Das Planwerk Innenstadt könnte dabei durchaus auch weiterhin das städtebauliche Korsett bilden. Zu wünschen wäre jedoch, dass auf den durch die Verdichtung der Innenstadt neu entstehenden Baugrundstücken künftig mehr Solitäre zugelassen werden, um das Stadtbild mit markanten Fixpunkten zu bereichern. Erste Anzeichen für einen raumgreifenden Bewusstseinswandel gibt es. Die Visionen für die sogenannte Mediaspree etwa. Auch der Alexanderplatz hat das Potenzial, eine neue Visitenkarte zu werden. Vergessen wir, die von Hans Kollhoff gezeichneten Türme und tauschen sie gedanklich einmal gegen die gerade vorgelegten Entwürfe Daniel Libeskinds für Ground Zero in New York aus. Berlin sollte an dieser Stelle nicht rückwärtsgewandt die 30er-Jahre in Chicago kopieren, sondern offensiv in den internationalen Wettstreit um die Stadt der Zukunft eintreten.

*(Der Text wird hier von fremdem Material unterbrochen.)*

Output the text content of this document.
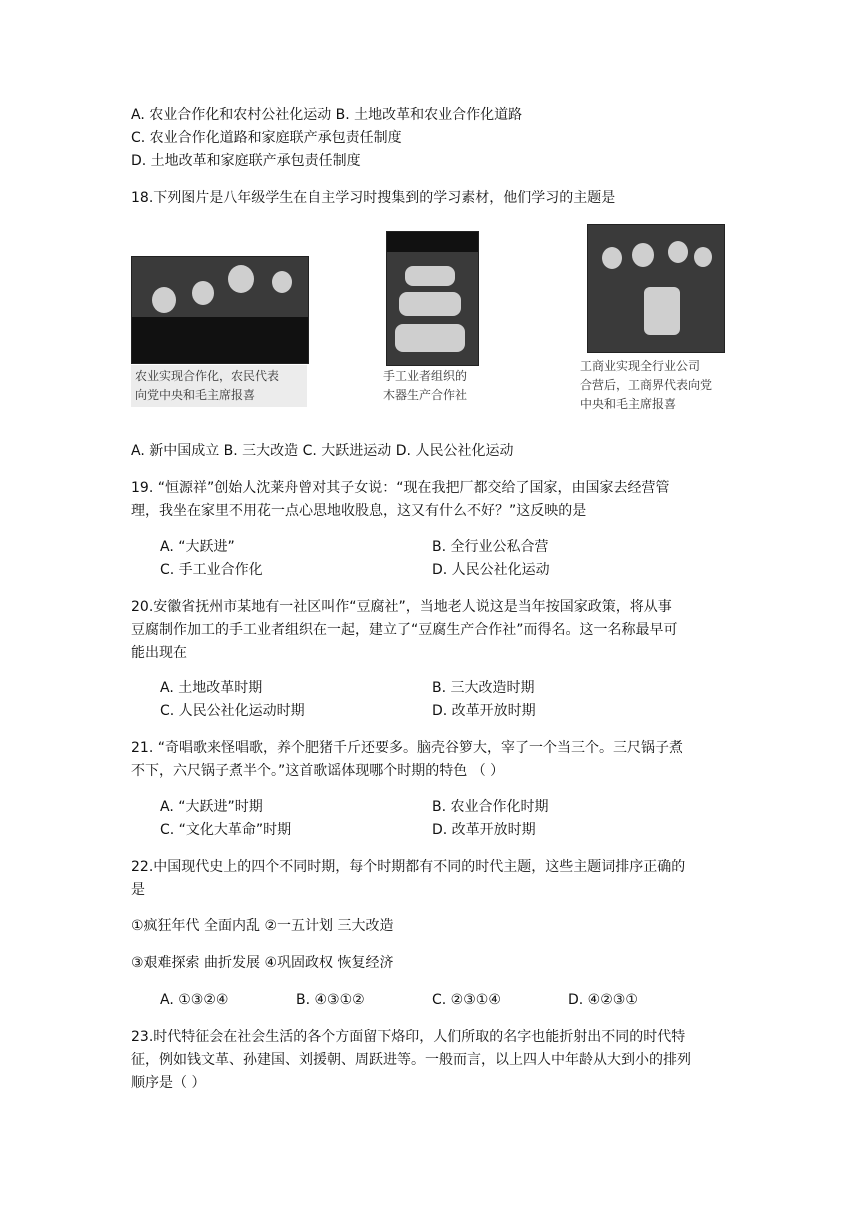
A. 农业合作化和农村公社化运动 B. 土地改革和农业合作化道路
C. 农业合作化道路和家庭联产承包责任制度
D. 土地改革和家庭联产承包责任制度
18.下列图片是八年级学生在自主学习时搜集到的学习素材，他们学习的主题是
农业实现合作化，农民代表
向党中央和毛主席报喜
手工业者组织的
木器生产合作社
工商业实现全行业公司
合营后，工商界代表向党
中央和毛主席报喜
A. 新中国成立 B. 三大改造 C. 大跃进运动 D. 人民公社化运动
19. “恒源祥”创始人沈莱舟曾对其子女说：“现在我把厂都交给了国家，由国家去经营管
理，我坐在家里不用花一点心思地收股息，这又有什么不好？”这反映的是
A. “大跃进”	B. 全行业公私合营
C. 手工业合作化	D. 人民公社化运动
20.安徽省抚州市某地有一社区叫作“豆腐社”，当地老人说这是当年按国家政策，将从事
豆腐制作加工的手工业者组织在一起，建立了“豆腐生产合作社”而得名。这一名称最早可
能出现在
A. 土地改革时期	B. 三大改造时期
C. 人民公社化运动时期	D. 改革开放时期
21. “奇唱歌来怪唱歌，养个肥猪千斤还要多。脑壳谷箩大，宰了一个当三个。三尺锅子煮
不下，六尺锅子煮半个。”这首歌谣体现哪个时期的特色 （ ）
A. “大跃进”时期	B. 农业合作化时期
C. “文化大革命”时期	D. 改革开放时期
22.中国现代史上的四个不同时期，每个时期都有不同的时代主题，这些主题词排序正确的
是
①疯狂年代 全面内乱 ②一五计划 三大改造
③艰难探索 曲折发展 ④巩固政权 恢复经济
A. ①③②④	B. ④③①②	C. ②③①④	D. ④②③①
23.时代特征会在社会生活的各个方面留下烙印，人们所取的名字也能折射出不同的时代特
征，例如钱文革、孙建国、刘援朝、周跃进等。一般而言，以上四人中年龄从大到小的排列
顺序是（ ）
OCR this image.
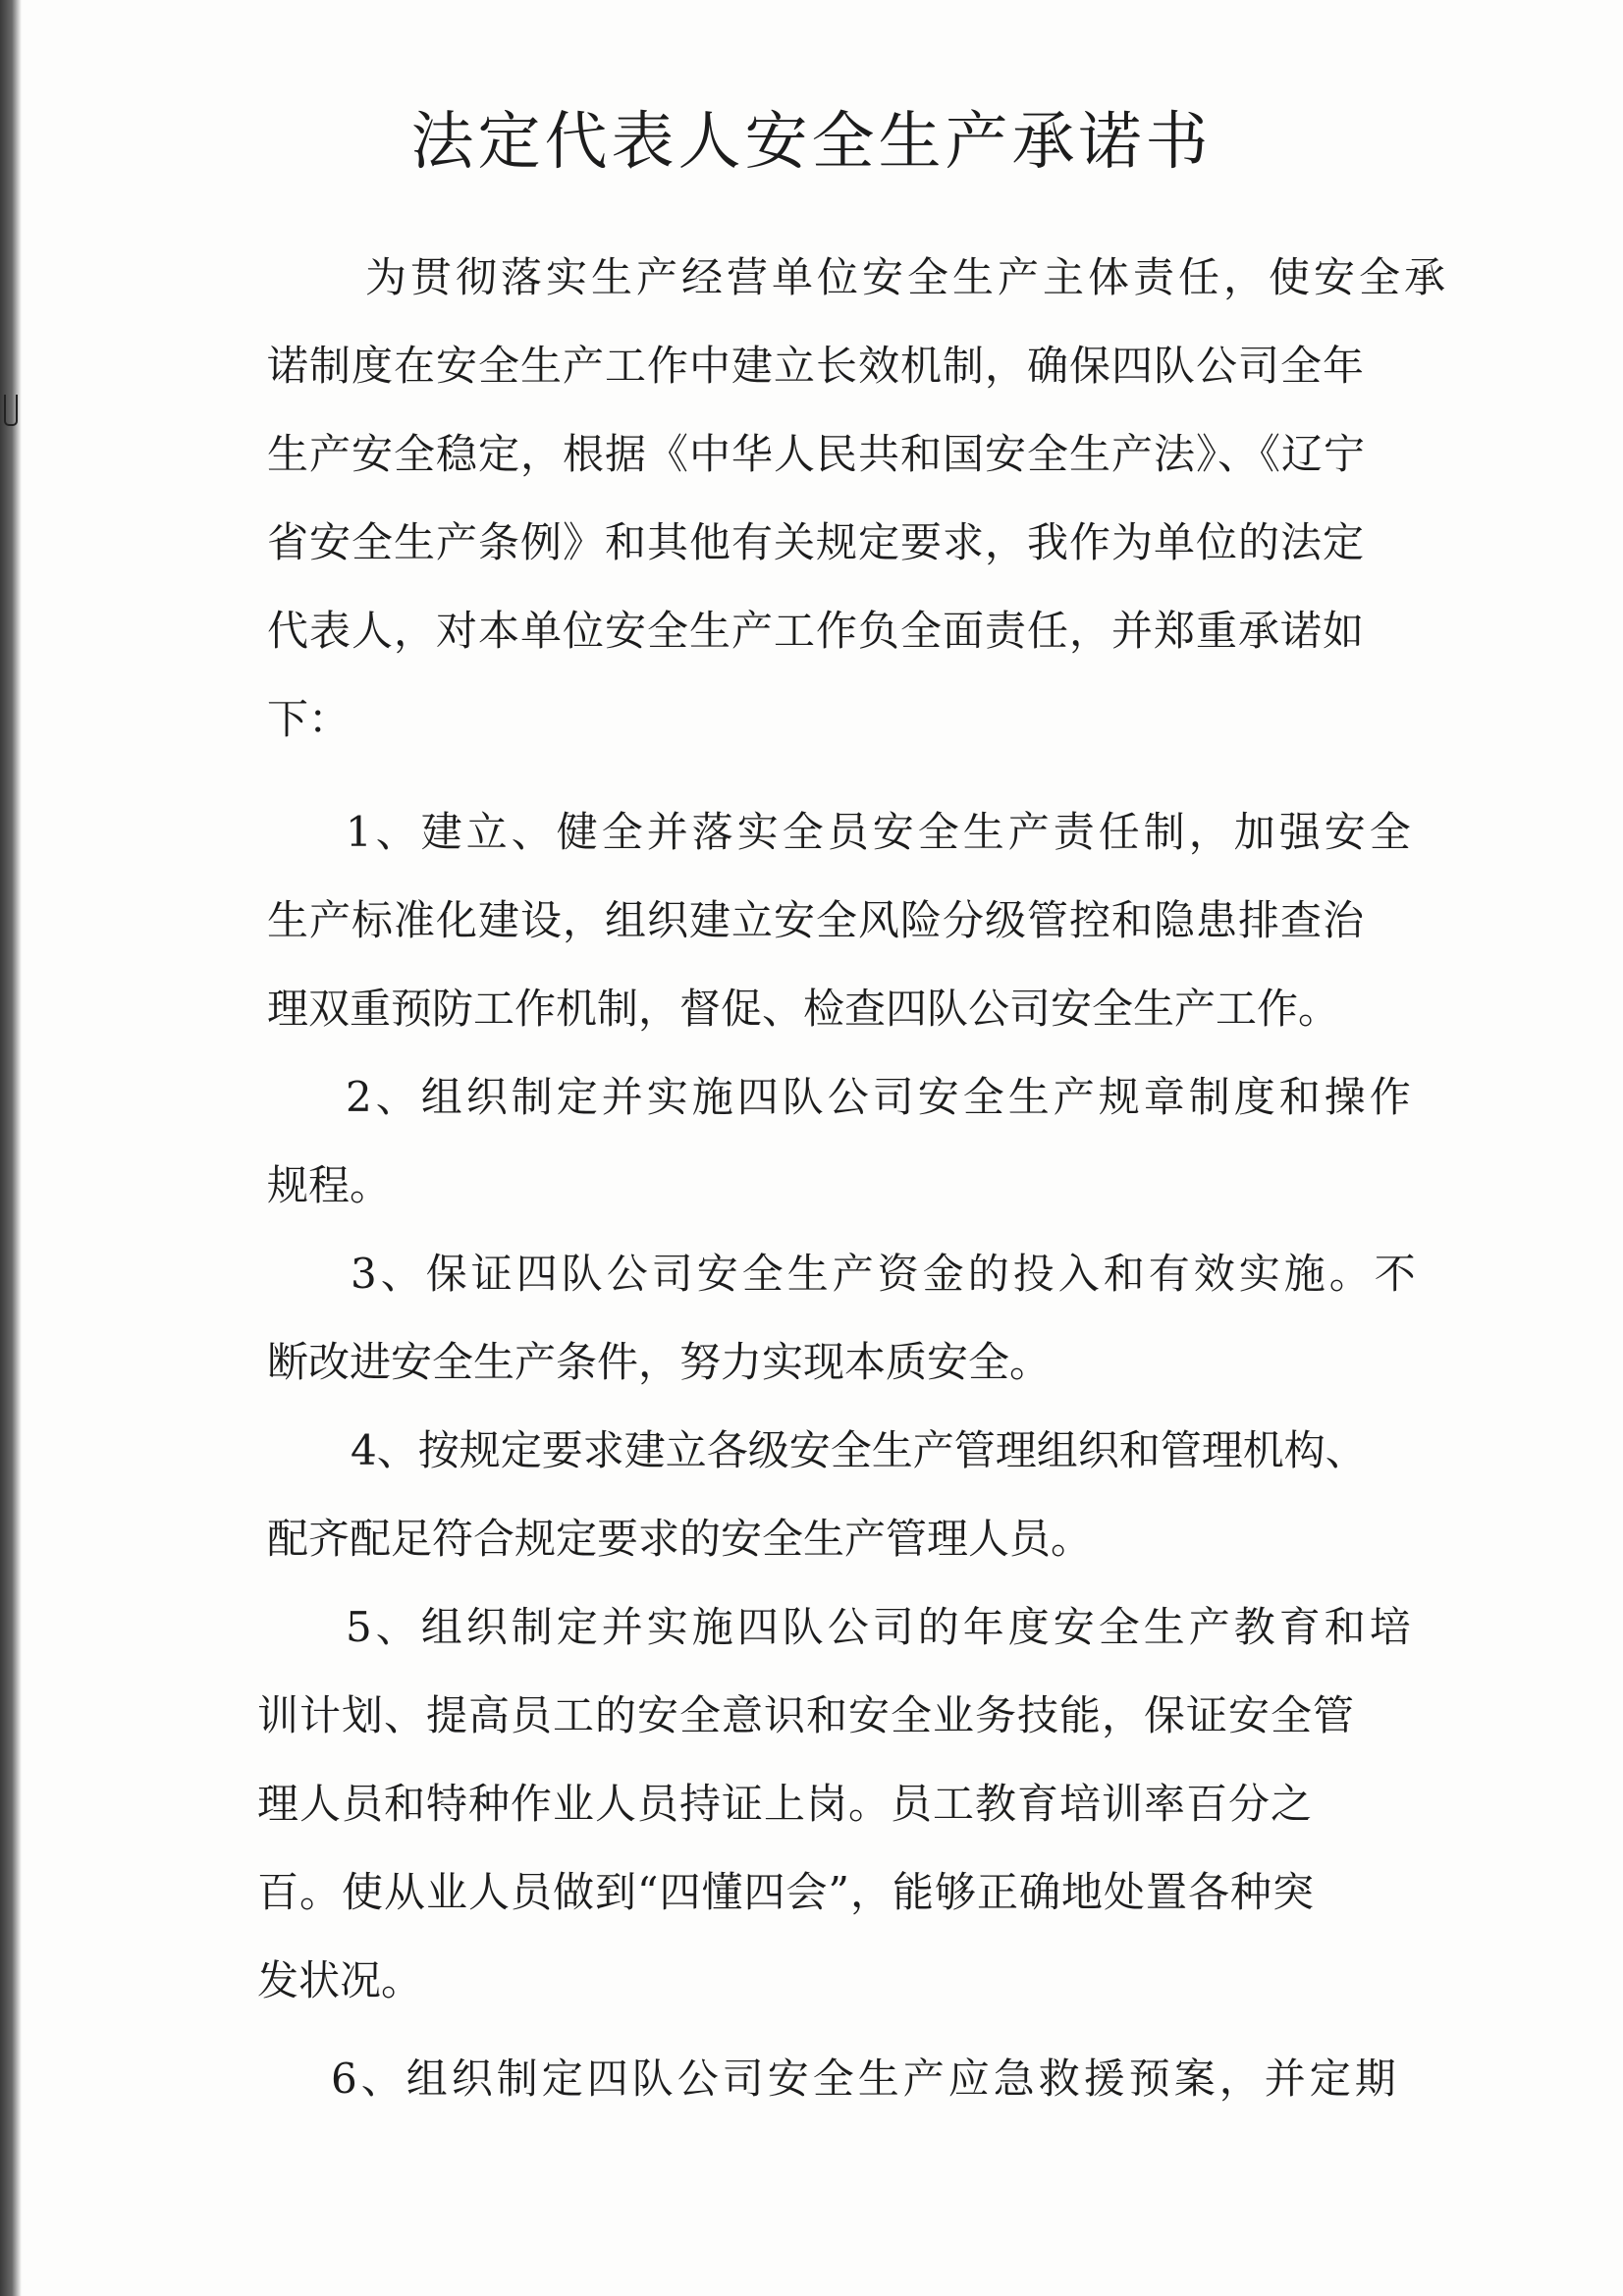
法定代表人安全生产承诺书
为贯彻落实生产经营单位安全生产主体责任，使安全承
诺制度在安全生产工作中建立长效机制，确保四队公司全年
生产安全稳定，根据《中华人民共和国安全生产法》、《辽宁
省安全生产条例》和其他有关规定要求，我作为单位的法定
代表人，对本单位安全生产工作负全面责任，并郑重承诺如
下：
1、建立、健全并落实全员安全生产责任制，加强安全
生产标准化建设，组织建立安全风险分级管控和隐患排查治
理双重预防工作机制，督促、检查四队公司安全生产工作。
2、组织制定并实施四队公司安全生产规章制度和操作
规程。
3、保证四队公司安全生产资金的投入和有效实施。不
断改进安全生产条件，努力实现本质安全。
4、按规定要求建立各级安全生产管理组织和管理机构、
配齐配足符合规定要求的安全生产管理人员。
5、组织制定并实施四队公司的年度安全生产教育和培
训计划、提高员工的安全意识和安全业务技能，保证安全管
理人员和特种作业人员持证上岗。员工教育培训率百分之
百。使从业人员做到“四懂四会”，能够正确地处置各种突
发状况。
6、组织制定四队公司安全生产应急救援预案，并定期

Welch Kontrast, wenn gleich nebenan vor dem Roten Rathaus der Sehnsucht nach historischer Identität nachgegeben wird. Wie wäre es, nicht nur Stadtschloss, Bauakademie und Kommandantenhaus zu rekonstruieren, sondern am Marx-Engels-Forum ein ganzes Stück Altberlin. Wenn der US-Stadtplaner Andres Duany hinter dem Tacheles ein Stadtquartier im Stile des New Urbanisem realisieren darf, was spricht dann dagegen die Brache des Stadions der Weltjugend zu parzellieren und zum Bau individueller Reihenhäuser freizugeben. Die Townhouses aus San Francisco oder Bremen-Ostertor könnten eine Alternative zur konfektionierten Uniformität sein.

Reserven hat die Stadt in Hülle und Fülle. Fatal wäre es nur, sie auf einmal preiszugeben. Das Tempelhofer Feld darf nach Schließung des Flughafens nicht versilbert werden. Welche Großstadt hat sonst noch die Chance, einen neuen Central-Park mitten in der City anzulegen?